When you’re signing up and changing your password, many places have specific restrictions on what characters you’re allowed to use:
- Alphabet (many places limit special characters)
- Must contain X uppercase/lowercase/numeric/special characters (usually 1, and some places only require 3 out of those 4 groups)
- Must not contain specific phrases (like your username/email or the site name)
- Must be at least N characters and at most M characters
These are typically validated client-side using JS logic, but password managers need this information as well to know what passwords they can generate for that site.
We could in theory accommodate literally all of that with pattern
, using the general template ^(?=((REQUIRED_TYPES).)+)(?!.*BANNED_SUBSTRINGS)[ALPHABET]{MIN,MAX}$
:
- The alphabet is trivially encoded - things like alphanumeric passwords only are encoded as easily as
^[A-Za-z0-9]+$
Minimum and maximum length are also trivally encoded likewise. - Things like “needs 1 character in at least 3 of these groups: uppercase characters, lowercase characters, numeric characters, special characters” could be done by appending
(?=.*([A-Z].*([a-z].*[0-9\W-]|[0-9].*[\W-])|[a-z].*[0-9].*[\W-]))
to the beginning of the regexp, after the initial^
. You need to either enumerate all the possible combinations or optimize it more or less algorithmically to do it, though. - Things like “must not contain specific phrases” could be appending
(?!((?=foo|bar).)+)
to the beginning of the regexp, after the initial^
To show how this all works together, here’s some example password requirements:
- Must have at least one character from 3 of these groups:
- Uppercase letters
- Lowercase letters
- Digits
- Symbols: +_%@!$*~
- Must be between 8 and 16 characters in length
- Must not match or contain your username
<input type="password"
pattern="^(?=.*([A-Z].*[a-z].*[\d+_%@!$*~-]|\d.*[a-z+_%@!$*~-]|[+_%@!$*~-].*[a-z\d])|[a-z].*([A-Z].*[\d+_%@!$*~-]|\d.*[A-Z+_%@!$*~-]|[+_%@!$*~-].*[A-Z\d])|\d.*([A-Z].*[a-z+_%@!$*~-]|[a-z].*[A-Z+_%@!$*~-]|[+_%@!$*~-].*[A-Za-z])|[+_%@!$*~-].*([A-Z].*[a-z\d]|[a-z].*[A-Z\d]|\d.*[A-Za-z])))(?!.*{{escapeRegExp(username)}})[\w+_%@!$*~]+$"
minlength="8"
maxlength="16"
>
But problem is, pattern
gets unwieldy in a hurry as you can see (the regexp above is almost 300 characters excluding the username), so developers are unlikely to want to make broad use of it.

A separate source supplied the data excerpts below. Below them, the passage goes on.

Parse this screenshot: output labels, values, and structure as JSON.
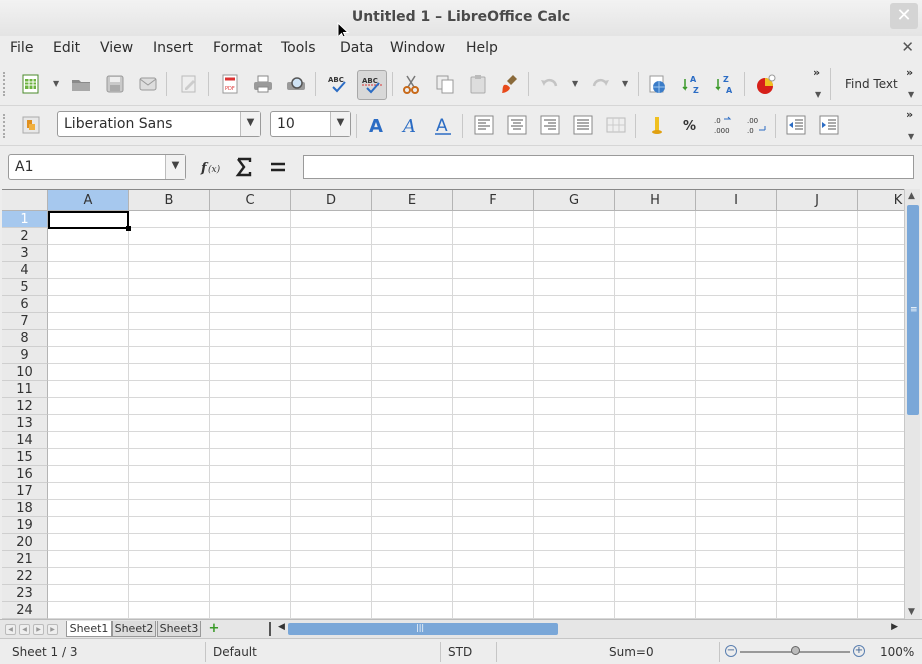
{
  "window": {
    "title": "Untitled 1 – LibreOffice Calc",
    "close_glyph": "✕"
  },
  "menu": {
    "items": [
      "File",
      "Edit",
      "View",
      "Insert",
      "Format",
      "Tools",
      "Data",
      "Window",
      "Help"
    ],
    "close_doc_glyph": "✕"
  },
  "toolbar": {
    "find_text_label": "Find Text",
    "more_glyph": "»"
  },
  "formatting": {
    "font_name": "Liberation Sans",
    "font_size": "10"
  },
  "formula_bar": {
    "name_box_value": "A1",
    "formula_value": ""
  },
  "grid": {
    "columns": [
      "A",
      "B",
      "C",
      "D",
      "E",
      "F",
      "G",
      "H",
      "I",
      "J",
      "K"
    ],
    "rows": [
      "1",
      "2",
      "3",
      "4",
      "5",
      "6",
      "7",
      "8",
      "9",
      "10",
      "11",
      "12",
      "13",
      "14",
      "15",
      "16",
      "17",
      "18",
      "19",
      "20",
      "21",
      "22",
      "23",
      "24"
    ],
    "selected_column": "A",
    "selected_row": "1"
  },
  "sheets": {
    "tabs": [
      "Sheet1",
      "Sheet2",
      "Sheet3"
    ],
    "active": "Sheet1",
    "add_glyph": "+"
  },
  "status": {
    "sheet_position": "Sheet 1 / 3",
    "page_style": "Default",
    "selection_mode": "STD",
    "sum": "Sum=0",
    "zoom": "100%"
  },
  "colors": {
    "selection_header": "#a6c8ee",
    "scroll_thumb": "#7aa7d8"
  }
}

Also, password generators need an explicit alphabet, as parsing pattern
to get the underlying list of possibilities is straight up intractible for them. (Regular expression equivalence itself is NP-hard, and real-world regexps would also add fairly high constant factors to that, too.)
So I propose we should add a few more attributes to <input type="password">
, to help both reduce difficulty of adoption and enable password managers to better understand the constraints of the system they’re working with:
-
alphabet
- The allowed alphabet as a single character class body, if only a subset of characters are allowed. (I’ve not once encountered a site that operated on blacklist here, only whitelist.) -
requiredclasses
- A space-separated list of required regexp character class bodies enclosed in brackets. (These are intentionally character classes as spaces could be in a required group and as things like\d
,\W
, and\p{Ll}
would be incredibly useful to simplify their values. They are not general regexps as password managers still need to parse them out and they need to be easy to reason about.) -
requiredclasscount
- The number of the above classes required to be matched. (Default is the number of classes specified.) -
disallowedwords
- A space-separated list of banned words.
We already have
minlength
andmaxlength
, so I’m obviously not going to propose either of those.
To show how that could simplify things, here’s that same password pollicy could be encoded:
<input type="password"
minlength="8"
maxlength="16"
alphabet="A-Za-z0-9+_%@!$*~-"
requiredclasses="[A-Z] [a-z] [0-9] [+_%@!$*~-]"
requiredclasscount="3"
disallowedwords="{{username}}"
>
Note: HTML minifiers should be able to optimize these patterns to something smaller, like the
alphabet
above toalphabet="\w+%@!$*~-"
and[0-9]
to[\d]
inrequiredclasses
.
The ultimate goal is to encourage developers to specify password restrictions for a few reasons:
- It’s easier for them to check as they can just offoad the work to the browser.
- It’s easier for password managers to hook into it and know what exactly to generate, without the user even needing to configure it manually.
- When password mangers are seamless, users are far more likely to use them, and so they end up much more secure by default as a result.